„Siehe, der Mensch ist geworden wie unsereiner, daß er weiß, was gut und böse ist“. Die Nordseite des Turmes besteht nur aus zwei schmalen Flächen mit einer breiten Lücke dazwischen. Die Lücke wird im Graffito als „Sund“, als Abstand zwischen dem Baum der Erkenntnis auf der Ostseite des Turmes und dem Baum des Lebens auf der Westseite des Turmes genutzt. Sünde bedeutet „Abstand“ oder „Trennung“, das Wort ist ursprünglich nicht moralisch gemeint.

Das untere Drittel des Freskos, die mit Pflanzen bedeckte und zum Teil blühende Erdoberfläche, setzt sich von ihrem kargen Beginn an der Südseite über Ost- und Nordseite bis an die Westseite fort – so wie die mineralische und pflanzliche Welt Vorläufer bei der Evolution der Tiere und des Menschen war. Das Fresko wurde hier inzwischen nach 9 Jahren wie geplant durch die Bepflanzung mit Kletterpflanzen bedeckt, die diesen Teil des Bildes übernehmen.

Das mittlere Drittel wird auf dieser Seite des Turmes beherrscht von dem Engel mit flammendem Schwert, dieser gehört zur Geschichte von der Vertreibung aus dem Paradies. Beide Bäume reichen von der Ost- wie von der Westseite des Turmes um die Ecken bis an den Sund, an die Trennung heran. Die Trennung des Menschen vom alten, unbewußten Paradies durch die Entwicklung seines Bewußtseins und der mögliche Schritt in ein bewußtes modernes Paradies unter dem Baum des Lebens ist kein Fall und keine Strafe Gottes.

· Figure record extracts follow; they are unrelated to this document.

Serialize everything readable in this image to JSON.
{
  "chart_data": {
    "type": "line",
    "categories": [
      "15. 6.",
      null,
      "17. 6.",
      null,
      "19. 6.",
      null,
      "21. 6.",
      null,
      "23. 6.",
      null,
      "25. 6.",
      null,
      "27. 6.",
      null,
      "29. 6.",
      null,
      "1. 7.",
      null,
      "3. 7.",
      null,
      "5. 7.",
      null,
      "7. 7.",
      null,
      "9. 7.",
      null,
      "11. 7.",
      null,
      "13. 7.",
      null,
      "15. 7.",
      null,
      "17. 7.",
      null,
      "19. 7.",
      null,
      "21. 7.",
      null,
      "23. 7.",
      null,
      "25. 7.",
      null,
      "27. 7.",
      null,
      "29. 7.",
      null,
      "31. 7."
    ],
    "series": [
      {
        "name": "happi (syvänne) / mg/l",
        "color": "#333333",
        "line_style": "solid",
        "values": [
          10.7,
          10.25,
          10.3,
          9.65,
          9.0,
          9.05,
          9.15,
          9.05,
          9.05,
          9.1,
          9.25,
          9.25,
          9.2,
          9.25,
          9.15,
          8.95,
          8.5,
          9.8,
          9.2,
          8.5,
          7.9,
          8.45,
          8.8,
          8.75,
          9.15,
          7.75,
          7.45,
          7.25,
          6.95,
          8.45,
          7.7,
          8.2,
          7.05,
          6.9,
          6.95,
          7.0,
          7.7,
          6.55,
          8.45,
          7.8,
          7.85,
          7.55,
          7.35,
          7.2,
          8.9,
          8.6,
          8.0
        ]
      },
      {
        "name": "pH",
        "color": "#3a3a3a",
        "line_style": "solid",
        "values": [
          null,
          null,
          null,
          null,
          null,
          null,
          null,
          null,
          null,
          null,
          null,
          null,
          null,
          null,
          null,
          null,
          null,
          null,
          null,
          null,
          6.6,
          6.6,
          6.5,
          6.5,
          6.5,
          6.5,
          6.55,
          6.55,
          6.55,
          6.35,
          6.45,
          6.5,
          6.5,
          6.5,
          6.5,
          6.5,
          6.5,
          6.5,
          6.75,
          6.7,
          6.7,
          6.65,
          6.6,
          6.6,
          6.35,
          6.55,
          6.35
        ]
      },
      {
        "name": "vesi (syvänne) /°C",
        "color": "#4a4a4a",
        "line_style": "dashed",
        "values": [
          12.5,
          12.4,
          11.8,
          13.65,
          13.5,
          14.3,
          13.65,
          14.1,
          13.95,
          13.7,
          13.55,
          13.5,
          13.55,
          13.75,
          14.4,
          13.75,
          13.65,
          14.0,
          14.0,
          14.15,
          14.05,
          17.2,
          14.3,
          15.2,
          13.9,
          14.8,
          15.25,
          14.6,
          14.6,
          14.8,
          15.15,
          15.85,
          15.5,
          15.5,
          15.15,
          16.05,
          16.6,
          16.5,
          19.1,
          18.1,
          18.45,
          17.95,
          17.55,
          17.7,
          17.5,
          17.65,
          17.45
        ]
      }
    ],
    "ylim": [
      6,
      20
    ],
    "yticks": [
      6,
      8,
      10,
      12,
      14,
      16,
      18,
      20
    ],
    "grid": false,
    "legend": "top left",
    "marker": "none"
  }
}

Der Mensch hat mit der Trennung viel gewonnen - seine Gottähnlichkeit, die das Bibelwort ausspricht, ist in der heutigen Sprache sein Bewußtsein und Selbstbewußtsein, seine Entscheidungsfreiheit und sein Wille.

Und er hat verloren – Unbewußtheit und Unschuld, Symbiose mit der Natur und in der menschlichen Gemeinschaft. Er ist anders geworden, die negative Deutung der Trennung als Sündenfall vergißt die positiven Seiten der Trennung, verwandelt eine Tatsache der Evolution in eine moralische Angelegenheit.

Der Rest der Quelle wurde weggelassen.